Not long ago, most families with young children planning a foreign holiday would not contemplate venturing much further afield than Spain or France, where a gite or beach resort provided a base for the whole one or two weeks. Daily trips to the seaside and occasional forays into the interior would occupy the lazy days, and nothing wrong with that. Such holidays can be great fun.
(Sunset at South Water Caye, Belize)
These days, however, families are becoming much more adventurous, travelling to previously unimaginable far-flung destinations with children of all ages in tow. They know that, with the right organisational knowledge behind them, such exotic family holidays can and do work out extremely well. Not only do they provide excitement, adventure and novelty, these trips are also truly educational, exposing children (and parents) to different cultures and climates, and exotic natural habitats full of strange and colourful creatures.
(Panther chameleon, Madagascar)
Those parents who worry about the inability of young children to tolerate long haul travel need not fear: children are much more adaptable than you think. Provide enough crayons, toys and games to keep them amused and the flight should go smoothly without (too many) tantrums.
From the age of five or six, children can be taught to snorkel, thereby opening up a whole new world of corals and colourful creatures. Guided nature walks on rainforest trails are an endless source of fascination, revealing species both great and small that make the forest their home. Cultural sites such as Sigiriya, the ancient rock fortress in Sri Lanka, can provide much stimulus for young minds as they climb the stairs to the summit.
(Sigiriya Rock Fortress, Sri Lanka)
Where diseases like malaria were once a serious concern, we now have children’s Malarone and highly effective vaccinations against many other pathogens.( In any case, there are wonderful long haul family destinations which are malaria-free such as South Africa and the Seychelles.) Distances have shrunk with faster aircraft and the advent of new direct flights: BA has recently introduced non-stop routes for Costa Rica and the Seychelles, two excellent choices for a family-friendly vacation.
(Central American squirrel monkey, Costa Rica)
The secret of a successful exotic family holiday is in the itinerary design. It should not be too rushed: ideally there should be at least three nights in each location, preferably more when by the sea. There should not be too many locations: three is a good number. Travelling between locations should take as little time as possible.
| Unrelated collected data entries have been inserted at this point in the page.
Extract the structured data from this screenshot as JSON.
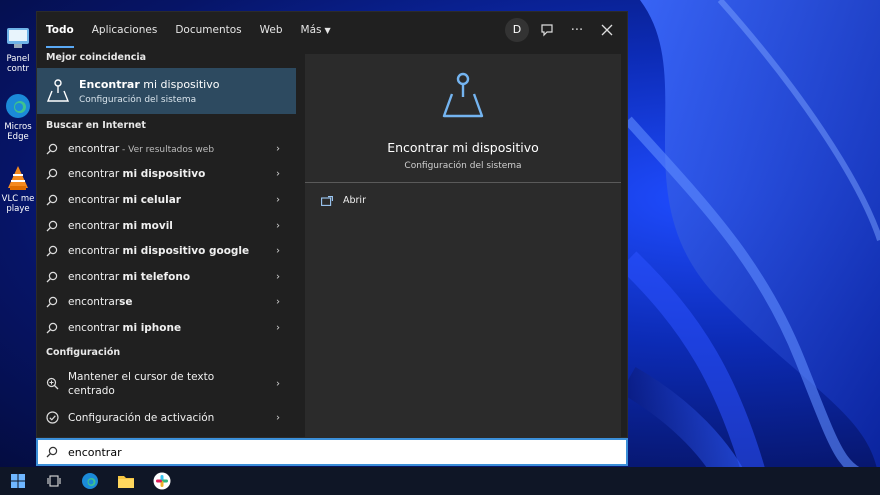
{
  "desktop": {
    "icons": [
      {
        "label": "Panel contr",
        "icon": "control-panel-icon"
      },
      {
        "label": "Micros Edge",
        "icon": "edge-icon"
      },
      {
        "label": "VLC me playe",
        "icon": "vlc-icon"
      }
    ]
  },
  "tabs": [
    {
      "label": "Todo",
      "active": true
    },
    {
      "label": "Aplicaciones"
    },
    {
      "label": "Documentos"
    },
    {
      "label": "Web"
    },
    {
      "label": "Más"
    }
  ],
  "top_actions": {
    "avatar": "D",
    "icons": [
      "feedback-icon",
      "more-icon",
      "close-icon"
    ]
  },
  "best_match": {
    "header": "Mejor coincidencia",
    "title_bold": "Encontrar",
    "title_rest": " mi dispositivo",
    "subtitle": "Configuración del sistema"
  },
  "internet": {
    "header": "Buscar en Internet",
    "items": [
      {
        "base": "encontrar",
        "bold": "",
        "suffix": " - Ver resultados web"
      },
      {
        "base": "encontrar ",
        "bold": "mi dispositivo",
        "suffix": ""
      },
      {
        "base": "encontrar ",
        "bold": "mi celular",
        "suffix": ""
      },
      {
        "base": "encontrar ",
        "bold": "mi movil",
        "suffix": ""
      },
      {
        "base": "encontrar ",
        "bold": "mi dispositivo google",
        "suffix": ""
      },
      {
        "base": "encontrar ",
        "bold": "mi telefono",
        "suffix": ""
      },
      {
        "base": "encontrar",
        "bold": "se",
        "suffix": ""
      },
      {
        "base": "encontrar ",
        "bold": "mi iphone",
        "suffix": ""
      }
    ]
  },
  "config": {
    "header": "Configuración",
    "items": [
      {
        "line1": "Mantener el cursor de texto",
        "line2": "centrado"
      },
      {
        "line1": "Configuración de activación",
        "line2": ""
      }
    ]
  },
  "preview": {
    "title": "Encontrar mi dispositivo",
    "subtitle": "Configuración del sistema",
    "action": "Abrir"
  },
  "search": {
    "value": "encontrar"
  },
  "taskbar": {
    "items": [
      "windows-start-icon",
      "task-view-icon",
      "edge-icon",
      "file-explorer-icon",
      "slack-icon"
    ]
  },
  "colors": {
    "accent": "#5aa9f5",
    "selected": "#2d4a60",
    "panel": "#202020",
    "preview": "#2b2b2b"
  }
}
Swimming pools in the majority of hotels are de rigeur for those with young children: they provide hours of pleasure and relief from the heat. There should be a good mix of culture, nature and marine so that there’s something for every family member to enjoy. Use wherever possible suites that can fit a family of four or more, or at least rooms must be adjacent or inter-connecting. Most importantly, the locations need to be chosen wisely – each should be attractive in its own right, but when combined into a tour, the overall experience of the tour should be greater than the sum of its parts.